During operation, a total current flows through each of the two coils 2 and 3, caused on one side by a direct current source 5 and a galvanically separated alternating voltage source 4. In this case, the direct current source 5 is connected to the closed circuit in parallel and according to the connected coils and causes them current flowing counter-in one coil 3 from the beginning to the end, and in the other 2 from the end to the beginning. The AC voltage source 4 is connected to parallel and according to the connected coils 2 and 3 and causes a consonant alternating current in them. Thus, in one half-cycle in the first coil 3, the currents are added, and in the second they are subtracted. In the second half-cycle, the pattern of the flow of currents in the coils changes to the opposite. In this case, the currents in coils 2 and 3, ceteris paribus, vary from zero to maximum with the frequency of the AC voltage source 4 and are always directed in the opposite direction. Counter counter currents of coils 2 and 3 also cause counter counter magnetomotive forces (MDS). The current in the coils from the DC source 5 provides such an MDS that causes induction B _δ in the gaps δ of the poles of the inductor 1, equal to half the saturation value of steel B _max , which provides induction in the central section of the section of the armature core 6 located between the poles of the inductor 1, equal to zero. The total currents in the coils cause the cross-section of the armature 6 with zero induction to move alternately from one pole to another pole of the inductor 1 with the frequency of the supply network (a vibrating magnetic field by analogy with a rotating magnetic field).

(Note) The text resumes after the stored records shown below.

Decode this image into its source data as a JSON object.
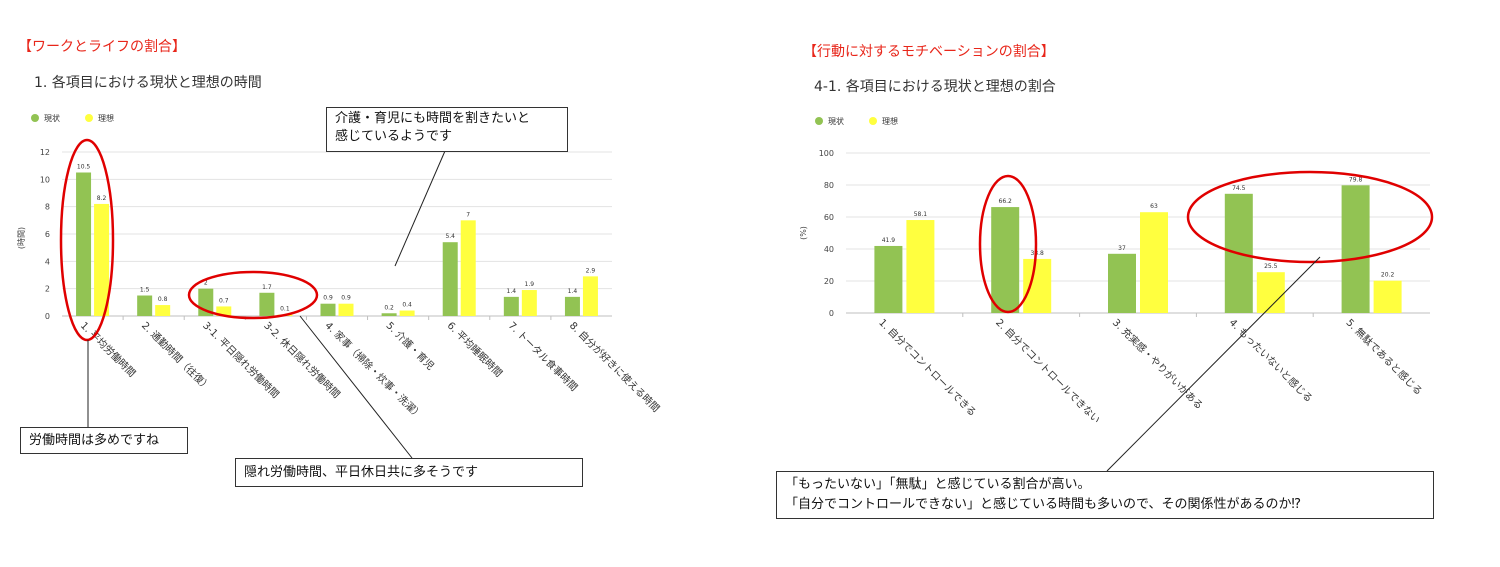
{
  "left": {
    "section_title": "【ワークとライフの割合】",
    "chart_title": "1. 各項目における現状と理想の時間",
    "callouts": {
      "top": [
        "介護・育児にも時間を割きたいと",
        "感じているようです"
      ],
      "bottom_left": "労働時間は多めですね",
      "bottom_right": "隠れ労働時間、平日休日共に多そうです"
    }
  },
  "right": {
    "section_title": "【行動に対するモチベーションの割合】",
    "chart_title": "4-1. 各項目における現状と理想の割合",
    "callout": [
      "「もったいない」「無駄」と感じている割合が高い。",
      "「自分でコントロールできない」と感じている時間も多いので、その関係性があるのか⁉"
    ]
  },
  "chart_data": [
    {
      "type": "bar",
      "ylabel": "(時間)",
      "ylim": [
        0,
        12
      ],
      "yticks": [
        "0",
        "2",
        "4",
        "6",
        "8",
        "10",
        "12"
      ],
      "categories": [
        "1. 平均労働時間",
        "2. 通勤時間（往復）",
        "3-1. 平日隠れ労働時間",
        "3-2. 休日隠れ労働時間",
        "4. 家事（掃除・炊事・洗濯）",
        "5. 介護・育児",
        "6. 平均睡眠時間",
        "7. トータル食事時間",
        "8. 自分が好きに使える時間"
      ],
      "series": [
        {
          "name": "現状",
          "color": "#92c353",
          "values": [
            10.5,
            1.5,
            2,
            1.7,
            0.9,
            0.2,
            5.4,
            1.4,
            1.4
          ],
          "labels": [
            "10.5",
            "1.5",
            "2",
            "1.7",
            "0.9",
            "0.2",
            "5.4",
            "1.4",
            "1.4"
          ]
        },
        {
          "name": "理想",
          "color": "#ffff3f",
          "values": [
            8.2,
            0.8,
            0.7,
            0.1,
            0.9,
            0.4,
            7,
            1.9,
            2.9
          ],
          "labels": [
            "8.2",
            "0.8",
            "0.7",
            "0.1",
            "0.9",
            "0.4",
            "7",
            "1.9",
            "2.9"
          ]
        }
      ],
      "legend": "top-left"
    },
    {
      "type": "bar",
      "ylabel": "(%)",
      "ylim": [
        0,
        100
      ],
      "yticks": [
        "0",
        "20",
        "40",
        "60",
        "80",
        "100"
      ],
      "categories": [
        "1. 自分でコントロールできる",
        "2. 自分でコントロールできない",
        "3. 充実感・やりがいがある",
        "4. もったいないと感じる",
        "5. 無駄であると感じる"
      ],
      "series": [
        {
          "name": "現状",
          "color": "#92c353",
          "values": [
            41.9,
            66.2,
            37,
            74.5,
            79.8
          ],
          "labels": [
            "41.9",
            "66.2",
            "37",
            "74.5",
            "79.8"
          ]
        },
        {
          "name": "理想",
          "color": "#ffff3f",
          "values": [
            58.1,
            33.8,
            63,
            25.5,
            20.2
          ],
          "labels": [
            "58.1",
            "33.8",
            "63",
            "25.5",
            "20.2"
          ]
        }
      ],
      "legend": "top-left"
    }
  ]
}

The magnetic field of the armature winding can be created due to:
- special design of the magnetic core of the anchor 6, for example, of unmounted steel - an asynchronous vibration motor with a solid anchor;
- an additional winding of the armature, powered by a direct current source, - a synchronous vibration motor;
- additional winding of the armature connected to additional resistance or short-circuited; - asynchronous vibration motor with phase armature;
- an additional winding of the armature in the form of a short-circuited turn - an asynchronous vibration motor with short circuit anchor;
- and etc.

 The magnetic field of the armature winding, interacting with the vibrating field of the inductor, leads to the appearance of electromagnetic force on the armature. Depending on the type of vibroengine and on the ratio of the frequencies of the vibrating magnetic field of the inductor and the vibrating movement of the armature and the ratio of their phases, the braking force or driving force will act on the armature. In this case, voltages exceeding the supply voltage do not appear on the coils, and a decrease in the number of coils simplifies its design.

Sourse of information
1. Copyright certificate 828932, cl. H 02 K 33/12, issued 10/10/79 - prototype.

Claims (1)

 An electric motor containing an inductor with a coil in the form of coils connected to sources of direct and alternating current, and an armature, characterized in that the winding of the inductor includes a pair of coils connected in parallel with the alternating current source and in series with the direct current source, the latter ensuring their on-line switching by direct current.